Entertainment

Old man Young

Sitting in a suite at the Regency Hotel in black jeans and a matching T-shirt, Neil Young is discussing the complexities of ordering fish, from an environmental standpoint, with his longtime friend, Oscar-winning director Jonathan Demme.

But as he points out in his new concert film, “Neil Young Journeys,” which hits theaters Friday, he wasn’t always such a friend to nature’s more vulnerable creatures. For instance, the time he stuck a firecracker up a turtle’s behind to see what would happen.

“I was very experimental, and I was curious. I was 5 years old,” Young, 66, tells The Post. “It wasn’t like there was blood and guts everywhere and the turtle was dead. It was on the steps of a bank.”

“Neil Young Journeys,” Young and Demme’s third concert film collaboration following 2006’s “Neil Young: Heart of Gold” and 2009’s “Neil Young Trunk Show,” features the legend performing songs from his 2010 album, “Le Noise,” as well as classics like “Down By the River,” “After the Gold Rush,” and “Ohio.”

The insightful treat for Neil Young die-hards, though, comes in between the tunes. As the Canadian-born rocker drives the two hours to Toronto’s Massey Hall for the gig, following behind his brother Bob in a 1956 Crown Victoria, he tells stories and tours places where he spent time as a child, illustrating just how much has changed since his days as a turtle torturer.

At one point, they stop at a spot in Pickering, Ontario, where Young lived for a time in his youth, and where he’d camp out in a pup tent in his yard during the summer so he could be closer to his chickens. The house itself has burned down, just one of the many changes that force Young to acknowledge the passage of time.

“The house was gone, my mom and dad were gone, and it’s just Bob and I. There was nothing left,” he says. “The school I used to go to — I’d seen it five or 10 years ago, it was a great old stone building, an incredible school with a big oak tree out in front of it — they just leveled it. And they built this four-lane road [where there] used to be a two-lane highway that I used to hitchhike on past these apple orchards. It was like, f - - k. What happened here?”

If the locations themselves have changed, their emotional relevance has not.

“We’re going down these country roads, and I’m following my brother. He knows all these places,” he says. “We’re all Youngs. We all go on the back roads all the time, and we all have houses at the end of roads with nothing at the end of the road. That’s just the way it is. My dad was that way, and my brother’s that way.”

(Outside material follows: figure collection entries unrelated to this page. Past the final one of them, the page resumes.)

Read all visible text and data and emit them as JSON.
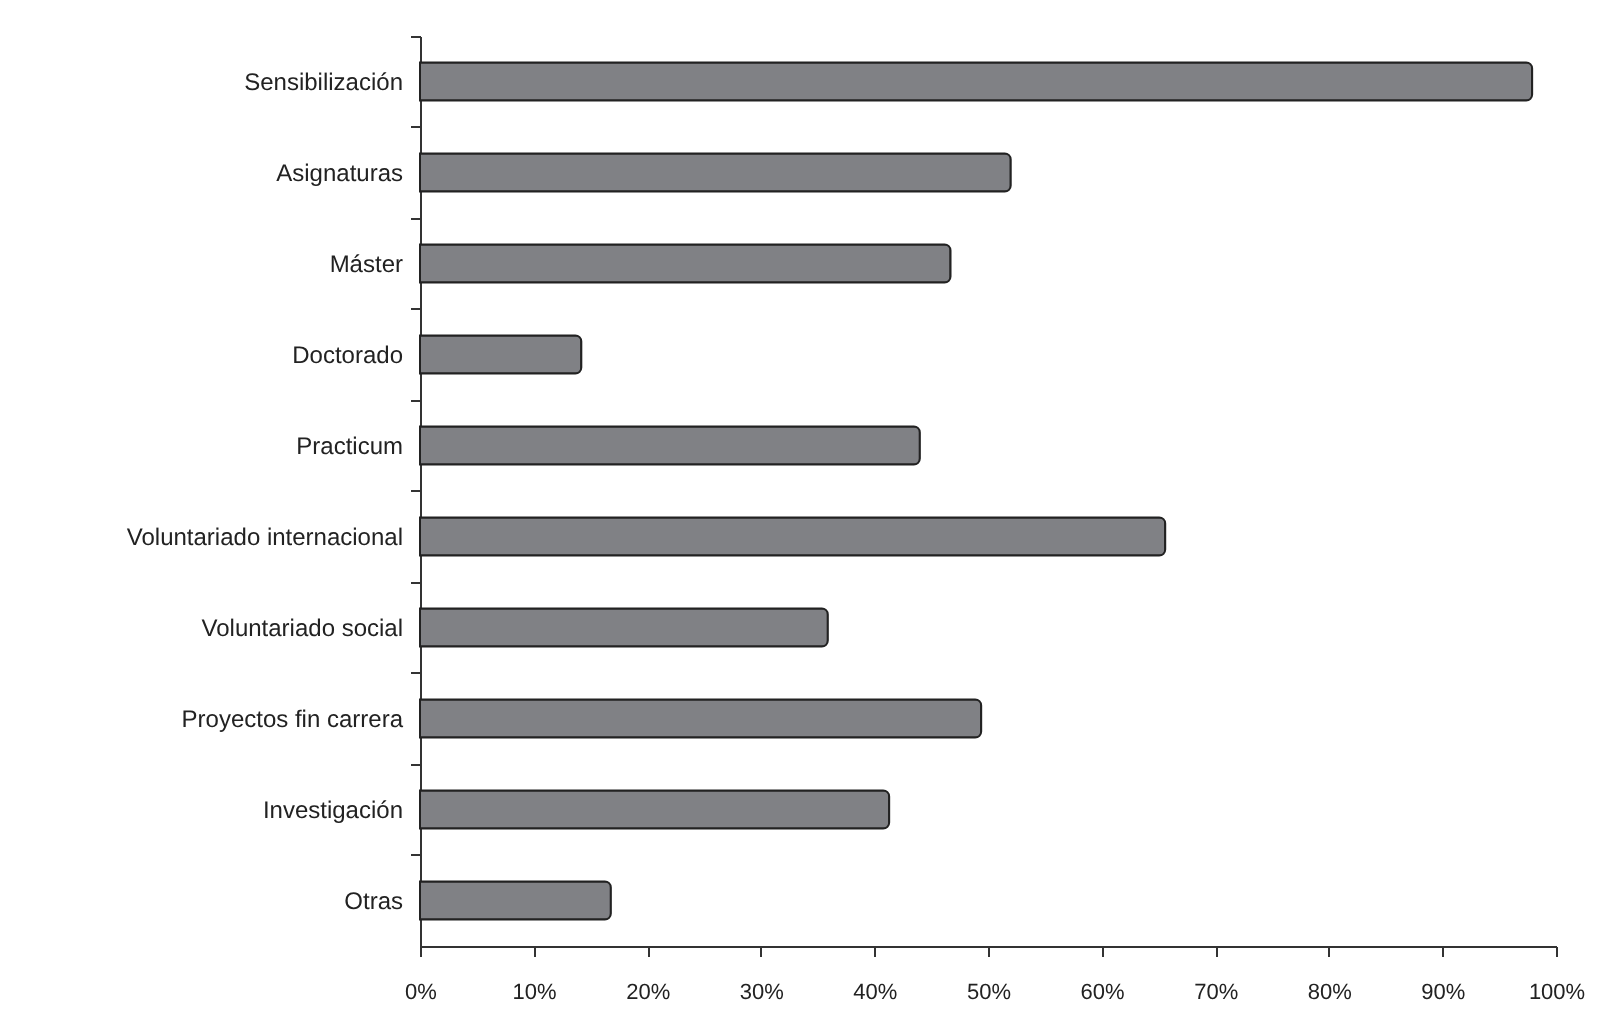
{
  "chart_data": {
    "type": "bar",
    "orientation": "horizontal",
    "categories": [
      "Sensibilización",
      "Asignaturas",
      "Máster",
      "Doctorado",
      "Practicum",
      "Voluntariado internacional",
      "Voluntariado social",
      "Proyectos fin carrera",
      "Investigación",
      "Otras"
    ],
    "values": [
      97.9,
      52.0,
      46.7,
      14.2,
      44.0,
      65.6,
      35.9,
      49.4,
      41.3,
      16.8
    ],
    "color": "#808185",
    "xlim": [
      0,
      100
    ],
    "xticks": [
      {
        "value": 0,
        "label": "0%"
      },
      {
        "value": 10,
        "label": "10%"
      },
      {
        "value": 20,
        "label": "20%"
      },
      {
        "value": 30,
        "label": "30%"
      },
      {
        "value": 40,
        "label": "40%"
      },
      {
        "value": 50,
        "label": "50%"
      },
      {
        "value": 60,
        "label": "60%"
      },
      {
        "value": 70,
        "label": "70%"
      },
      {
        "value": 80,
        "label": "80%"
      },
      {
        "value": 90,
        "label": "90%"
      },
      {
        "value": 100,
        "label": "100%"
      }
    ],
    "grid": false
  }
}
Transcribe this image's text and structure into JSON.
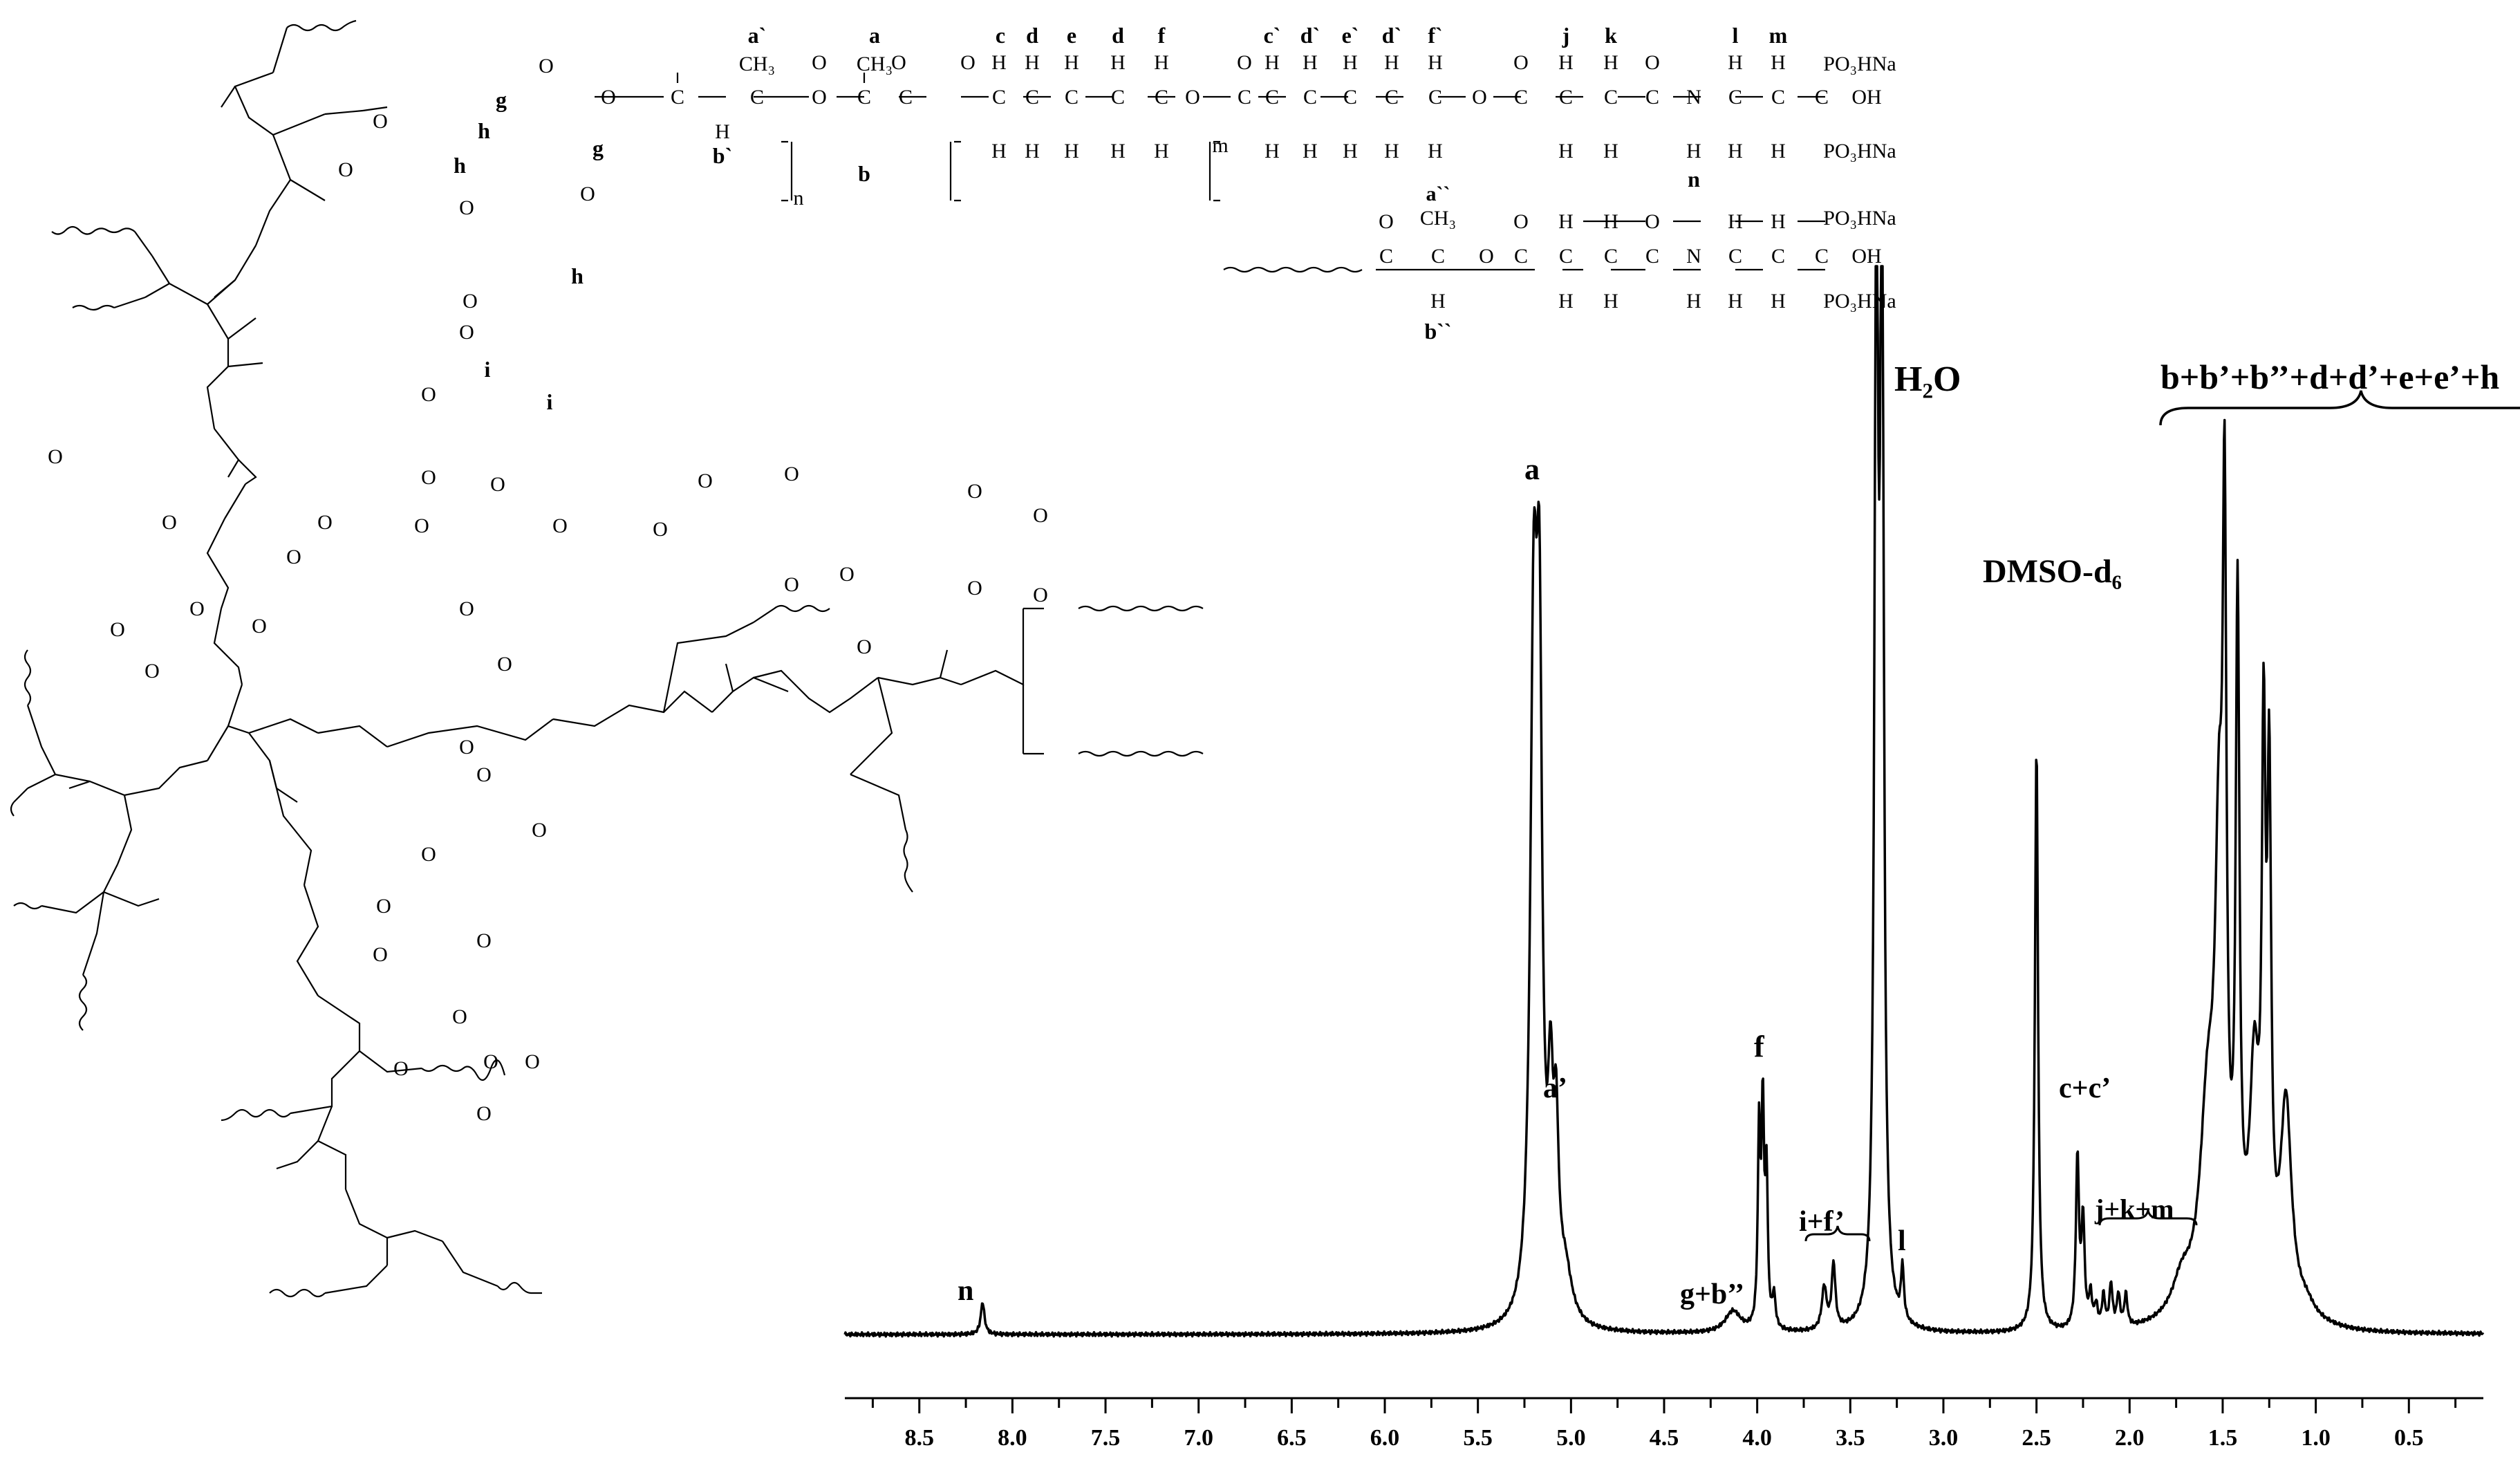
{
  "chart_data": {
    "type": "line",
    "title": "",
    "xlabel": "",
    "ylabel": "",
    "x_axis": {
      "reversed": true,
      "range": [
        8.9,
        0.1
      ],
      "ticks": [
        "8.5",
        "8.0",
        "7.5",
        "7.0",
        "6.5",
        "6.0",
        "5.5",
        "5.0",
        "4.5",
        "4.0",
        "3.5",
        "3.0",
        "2.5",
        "2.0",
        "1.5",
        "1.0",
        "0.5"
      ]
    },
    "grid": false,
    "series": [
      {
        "peaks": [
          {
            "x": 8.16,
            "h": 0.03,
            "w": 0.012
          },
          {
            "x": 5.2,
            "h": 0.61,
            "w": 0.022
          },
          {
            "x": 5.17,
            "h": 0.53,
            "w": 0.018
          },
          {
            "x": 5.11,
            "h": 0.17,
            "w": 0.016
          },
          {
            "x": 5.08,
            "h": 0.15,
            "w": 0.016
          },
          {
            "x": 5.03,
            "h": 0.04,
            "w": 0.04
          },
          {
            "x": 4.13,
            "h": 0.02,
            "w": 0.05
          },
          {
            "x": 3.99,
            "h": 0.18,
            "w": 0.008
          },
          {
            "x": 3.97,
            "h": 0.2,
            "w": 0.008
          },
          {
            "x": 3.95,
            "h": 0.14,
            "w": 0.008
          },
          {
            "x": 3.91,
            "h": 0.03,
            "w": 0.01
          },
          {
            "x": 3.64,
            "h": 0.04,
            "w": 0.015
          },
          {
            "x": 3.59,
            "h": 0.06,
            "w": 0.012
          },
          {
            "x": 3.36,
            "h": 1.0,
            "w": 0.012
          },
          {
            "x": 3.33,
            "h": 1.0,
            "w": 0.012
          },
          {
            "x": 3.22,
            "h": 0.05,
            "w": 0.009
          },
          {
            "x": 2.5,
            "h": 0.55,
            "w": 0.01
          },
          {
            "x": 2.28,
            "h": 0.16,
            "w": 0.01
          },
          {
            "x": 2.25,
            "h": 0.1,
            "w": 0.01
          },
          {
            "x": 2.21,
            "h": 0.03,
            "w": 0.01
          },
          {
            "x": 2.18,
            "h": 0.02,
            "w": 0.01
          },
          {
            "x": 2.14,
            "h": 0.03,
            "w": 0.01
          },
          {
            "x": 2.1,
            "h": 0.04,
            "w": 0.01
          },
          {
            "x": 2.06,
            "h": 0.03,
            "w": 0.01
          },
          {
            "x": 2.02,
            "h": 0.03,
            "w": 0.01
          },
          {
            "x": 1.72,
            "h": 0.03,
            "w": 0.06
          },
          {
            "x": 1.58,
            "h": 0.18,
            "w": 0.05
          },
          {
            "x": 1.52,
            "h": 0.36,
            "w": 0.025
          },
          {
            "x": 1.49,
            "h": 0.62,
            "w": 0.012
          },
          {
            "x": 1.42,
            "h": 0.62,
            "w": 0.012
          },
          {
            "x": 1.33,
            "h": 0.2,
            "w": 0.03
          },
          {
            "x": 1.28,
            "h": 0.47,
            "w": 0.012
          },
          {
            "x": 1.25,
            "h": 0.44,
            "w": 0.012
          },
          {
            "x": 1.16,
            "h": 0.19,
            "w": 0.035
          },
          {
            "x": 1.05,
            "h": 0.01,
            "w": 0.05
          }
        ]
      }
    ],
    "annotations": [
      {
        "text": "n",
        "x": 8.16
      },
      {
        "text": "a",
        "x": 5.19
      },
      {
        "text": "a’",
        "x": 5.07
      },
      {
        "text": "g+b’’",
        "x": 4.14
      },
      {
        "text": "f",
        "x": 3.98
      },
      {
        "text": "i+f’",
        "x": 3.61
      },
      {
        "text": "H₂O",
        "x": 3.22
      },
      {
        "text": "l",
        "x": 3.22
      },
      {
        "text": "DMSO-d₆",
        "x": 2.53
      },
      {
        "text": "c+c’",
        "x": 2.26
      },
      {
        "text": "j+k+m",
        "x": 2.07
      },
      {
        "text": "b+b’+b’’+d+d’+e+e’+h",
        "x": 1.27
      }
    ]
  },
  "structure": {
    "top_atoms_row1": [
      "a`",
      "a",
      "c",
      "d",
      "e",
      "d",
      "f",
      "c`",
      "d`",
      "e`",
      "d`",
      "f`",
      "j",
      "k",
      "l",
      "m"
    ],
    "ch3": "CH₃",
    "h": "H",
    "o": "O",
    "c": "C",
    "n_atom": "N",
    "oh": "OH",
    "po3hna": "PO₃HNa",
    "rep_n": "n",
    "rep_m": "m",
    "label_b_prime": "b`",
    "label_b": "b",
    "label_n": "n",
    "second_a": "a``",
    "second_b": "b``",
    "core_labels": [
      "g",
      "g",
      "h",
      "h",
      "h",
      "i",
      "i"
    ]
  }
}
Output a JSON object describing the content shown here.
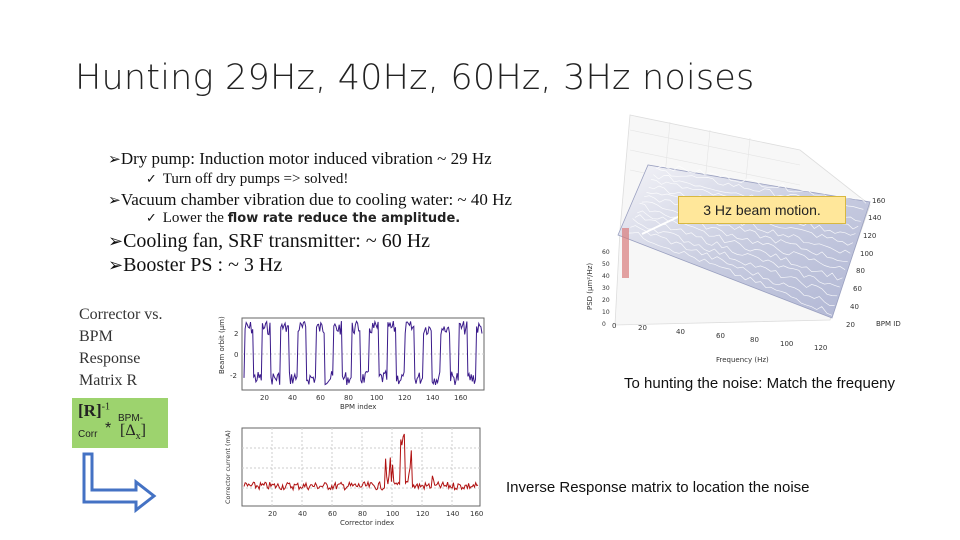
{
  "title": "Hunting 29Hz, 40Hz, 60Hz, 3Hz noises",
  "bullets": [
    {
      "text": "Dry pump: Induction motor induced vibration ~ 29 Hz"
    },
    {
      "sub": "Turn off dry pumps => solved!"
    },
    {
      "text": "Vacuum chamber vibration due to cooling water: ~ 40 Hz"
    },
    {
      "sub_prefix": "Lower the ",
      "sub_bold": "flow rate reduce the amplitude."
    },
    {
      "text": "Cooling fan, SRF transmitter: ~ 60 Hz"
    },
    {
      "text": "Booster PS : ~ 3 Hz"
    }
  ],
  "left_label": [
    "Corrector vs.",
    "BPM",
    "Response",
    "Matrix R"
  ],
  "formula": {
    "R": "[R]",
    "sup": "-1",
    "sub1": "BPM-",
    "sub2": "Corr",
    "star": "*",
    "delta": "[Δ",
    "delta_sub": "x",
    "close": "]"
  },
  "plot_top": {
    "ylabel": "Beam orbit (μm)",
    "xlabel": "BPM index",
    "xticks": [
      "20",
      "40",
      "60",
      "80",
      "100",
      "120",
      "140",
      "160"
    ],
    "yticks": [
      "2",
      "0",
      "-2"
    ]
  },
  "plot_bottom": {
    "ylabel": "Corrector current (mA)",
    "xlabel": "Corrector index",
    "xticks": [
      "20",
      "40",
      "60",
      "80",
      "100",
      "120",
      "140",
      "160"
    ]
  },
  "plot_3d": {
    "callout": "3 Hz beam motion.",
    "zlabel": "PSD (μm²/Hz)",
    "xlabel": "Frequency (Hz)",
    "ylabel": "BPM ID",
    "xticks": [
      "0",
      "20",
      "40",
      "60",
      "80",
      "100",
      "120"
    ],
    "yticks": [
      "20",
      "40",
      "60",
      "80",
      "100",
      "120",
      "140",
      "160"
    ],
    "zticks": [
      "0",
      "10",
      "20",
      "30",
      "40",
      "50",
      "60",
      "70",
      "80"
    ]
  },
  "caption_right": "To hunting the noise: Match the frequeny",
  "caption_bottom": "Inverse Response matrix to location the noise",
  "colors": {
    "top_trace": "#3a1a8a",
    "bottom_trace": "#b01010",
    "green_box": "#9dd36e",
    "callout_bg": "#ffe79a",
    "arrow": "#4472c4"
  }
}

The intimacy of Young’s homecoming is matched by his performance. Unlike his last two films with Demme, both of which featured the singer with his band, “Journeys” shows Young, in a light jacket and beat-up straw hat, alone onstage, playing songs that convey stark emotional revelations about his life.

“The show was designed for me to tell a story with guitars and instruments,” says Young of his heavily autobiographical set list. “It was basically a release from two years of touring with an electric band. It was designed as a show — more like a play — than it was like a concert.”